Key Takeaways from Berkshire Hathaway Inc. (BRK.A) Chairman Warren Buffett’s Annual Letter
Berkshire Hathaway Inc. (NYSE:BRK.A) Chairman and Investment Guru, Warren Buffett’s, annual letter has always been looked with interest across all sections of people. That was primarily because he used to talk about the current challenges that the global economy and particularly the American economy faces. Also, he talked about climate changes and that the insurance sector would not be impacted in the immediate term. However, he cautioned that even a small threat should be addressed immediately. But the most important point that everyone was looking for was the announcement of his successor, which was missing and probably a big disappointment to several.
Views About American Economy
Berkshire Hathaway Inc. (NYSE:BRK.A)’s Buffett opined that the United States’ golden goose of commerce, as well as, innovation would continue to be a driver of growth.
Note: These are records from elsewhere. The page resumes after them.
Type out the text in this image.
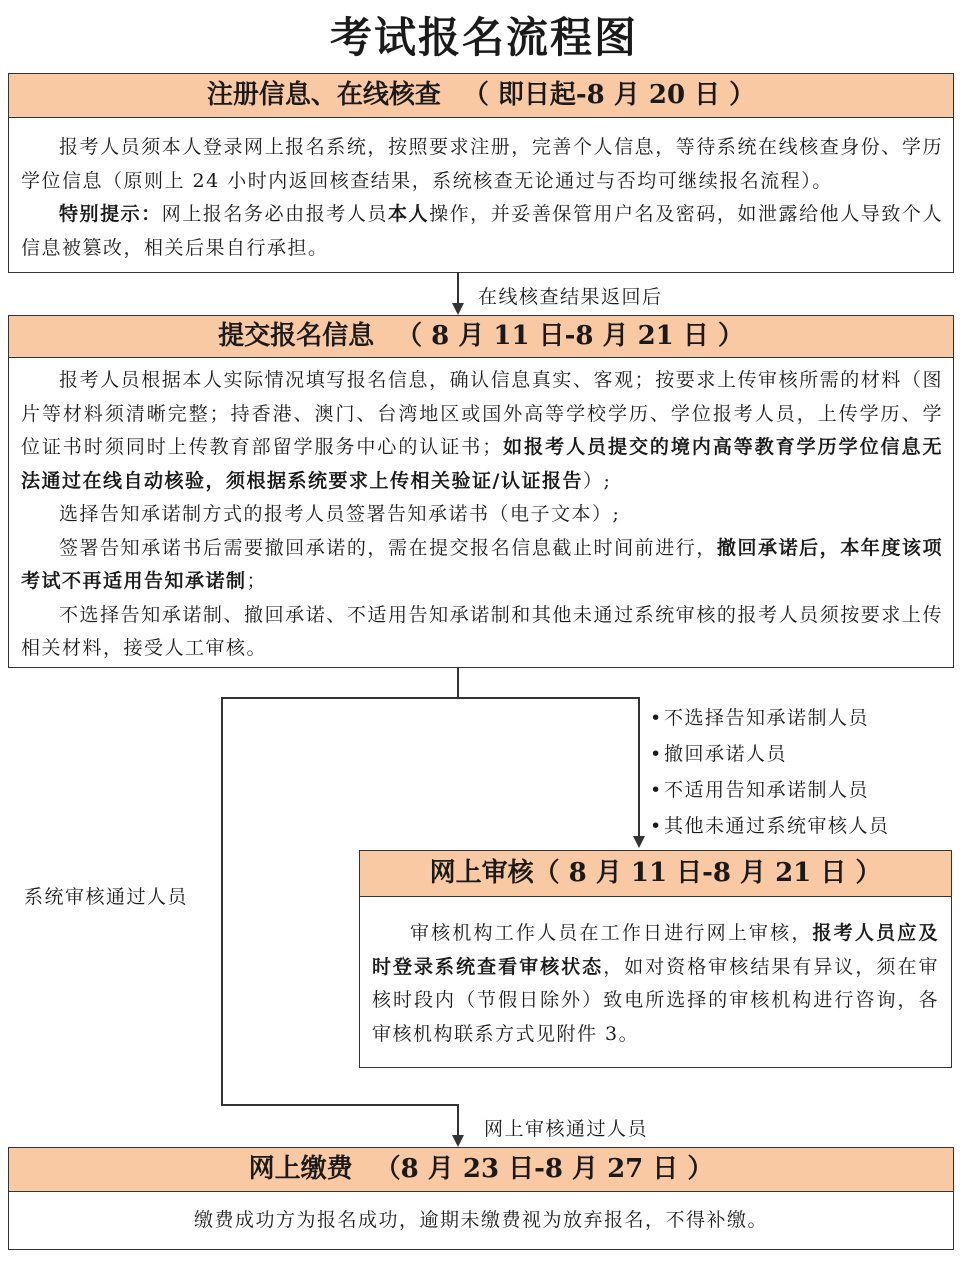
考试报名流程图
注册信息、在线核查 （ 即日起-8 月 20 日 ）

报考人员须本人登录网上报名系统，按照要求注册，完善个人信息，等待系统在线核查身份、学历学位信息（原则上 24 小时内返回核查结果，系统核查无论通过与否均可继续报名流程）。

特别提示：网上报名务必由报考人员本人操作，并妥善保管用户名及密码，如泄露给他人导致个人信息被篡改，相关后果自行承担。

在线核查结果返回后
提交报名信息 （ 8 月 11 日-8 月 21 日 ）

报考人员根据本人实际情况填写报名信息，确认信息真实、客观；按要求上传审核所需的材料（图片等材料须清晰完整；持香港、澳门、台湾地区或国外高等学校学历、学位报考人员，上传学历、学位证书时须同时上传教育部留学服务中心的认证书；如报考人员提交的境内高等教育学历学位信息无法通过在线自动核验，须根据系统要求上传相关验证/认证报告）;

选择告知承诺制方式的报考人员签署告知承诺书（电子文本）;

签署告知承诺书后需要撤回承诺的，需在提交报名信息截止时间前进行，撤回承诺后，本年度该项考试不再适用告知承诺制；

不选择告知承诺制、撤回承诺、不适用告知承诺制和其他未通过系统审核的报考人员须按要求上传相关材料，接受人工审核。

系统审核通过人员
• 不选择告知承诺制人员
• 撤回承诺人员
• 不适用告知承诺制人员
• 其他未通过系统审核人员
网上审核（ 8 月 11 日-8 月 21 日 ）

审核机构工作人员在工作日进行网上审核，报考人员应及时登录系统查看审核状态，如对资格审核结果有异议，须在审核时段内（节假日除外）致电所选择的审核机构进行咨询，各审核机构联系方式见附件 3。

网上审核通过人员
网上缴费 （8 月 23 日-8 月 27 日 ）
缴费成功方为报名成功，逾期未缴费视为放弃报名，不得补缴。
He said that for nearly two and half centuries, it was a terrible mistake to have bet against the America. He added that the current situation was not the right one to start. He believes that big gains in the productivity sector were possible as far as most of the Corporations in the United States were concerned. The company’s Chairman pointed out that only the wealthy had benefited in the recent past.
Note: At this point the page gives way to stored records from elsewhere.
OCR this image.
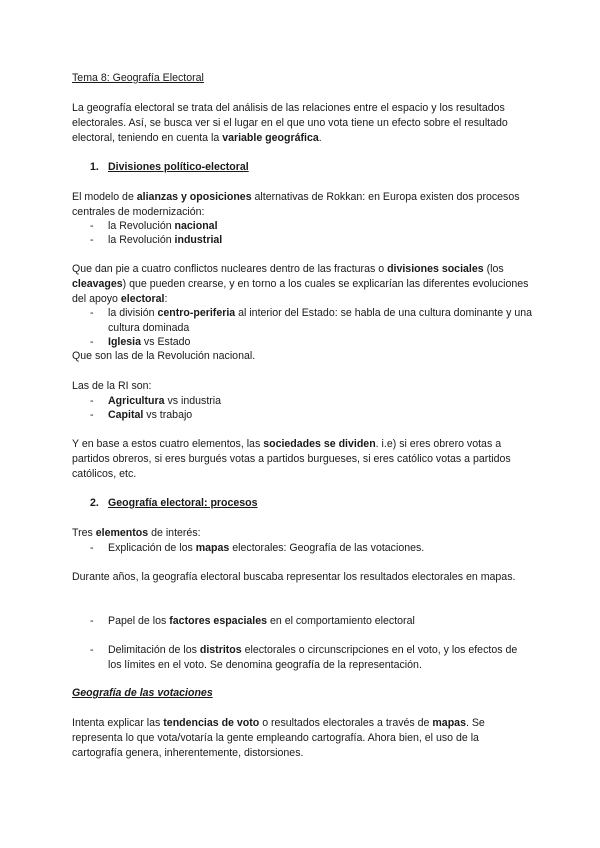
Tema 8: Geografía Electoral

La geografía electoral se trata del análisis de las relaciones entre el espacio y los resultados electorales. Así, se busca ver si el lugar en el que uno vota tiene un efecto sobre el resultado electoral, teniendo en cuenta la variable geográfica.

1. Divisiones político-electoral

El modelo de alianzas y oposiciones alternativas de Rokkan: en Europa existen dos procesos centrales de modernización:

- la Revolución nacional
- la Revolución industrial

Que dan pie a cuatro conflictos nucleares dentro de las fracturas o divisiones sociales (los cleavages) que pueden crearse, y en torno a los cuales se explicarían las diferentes evoluciones del apoyo electoral:

- la división centro-periferia al interior del Estado: se habla de una cultura dominante y una cultura dominada
- Iglesia vs Estado

Que son las de la Revolución nacional.

Las de la RI son:

- Agricultura vs industria
- Capital vs trabajo

Y en base a estos cuatro elementos, las sociedades se dividen. i.e) si eres obrero votas a partidos obreros, si eres burgués votas a partidos burgueses, si eres católico votas a partidos católicos, etc.

2. Geografía electoral: procesos

Tres elementos de interés:

- Explicación de los mapas electorales: Geografía de las votaciones.

Durante años, la geografía electoral buscaba representar los resultados electorales en mapas.

- Papel de los factores espaciales en el comportamiento electoral
- Delimitación de los distritos electorales o circunscripciones en el voto, y los efectos de los límites en el voto. Se denomina geografía de la representación.

Geografía de las votaciones

Intenta explicar las tendencias de voto o resultados electorales a través de mapas. Se representa lo que vota/votaría la gente empleando cartografía. Ahora bien, el uso de la cartografía genera, inherentemente, distorsiones.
Buffett said that the solution was different safety nets with the objective of providing a normal life to those who were ready to work and find their specific talents based on the market forces and small value. Turning towards the ties to 3G Capital and Clayton Homes, the Chairman defended it by pointing out the significant boost in productivity, which a key factor in the economic growth of the nation. At Clayton Homes, he indicated that Kevin Clayton has one more demonstrated a solid performance that was above the industry level. The company was the second-biggest home builder in the United States.
Acquisition Fits Its Model
Berkshire Hathaway Inc. (NYSE:BRK.A)’s Chairman referred to the over $32 billion acquisition of Precision Castparts, which was acquired a month back, and described it as having fit perfectly into its business model. He expressed the confidence that it would boost its normalized EPS power substantially. As a result, the company would now own 10.25 companies, which would occupy the Fortune 500 position if they were allowed to do business on a stand-alone basis.
Berkshire Hathaway Inc. (NYSE:BRK.A)’s Buffett also stressed the point once more that the company would buy back its shares if the value trades either at or below 1.2x book. The stock is currently trading at 1.3 x book. That limits any downside risks of the shares. Some of the notable points that failed to find a place in his letter were the weakening of oil price and the strengthening of the Greenback.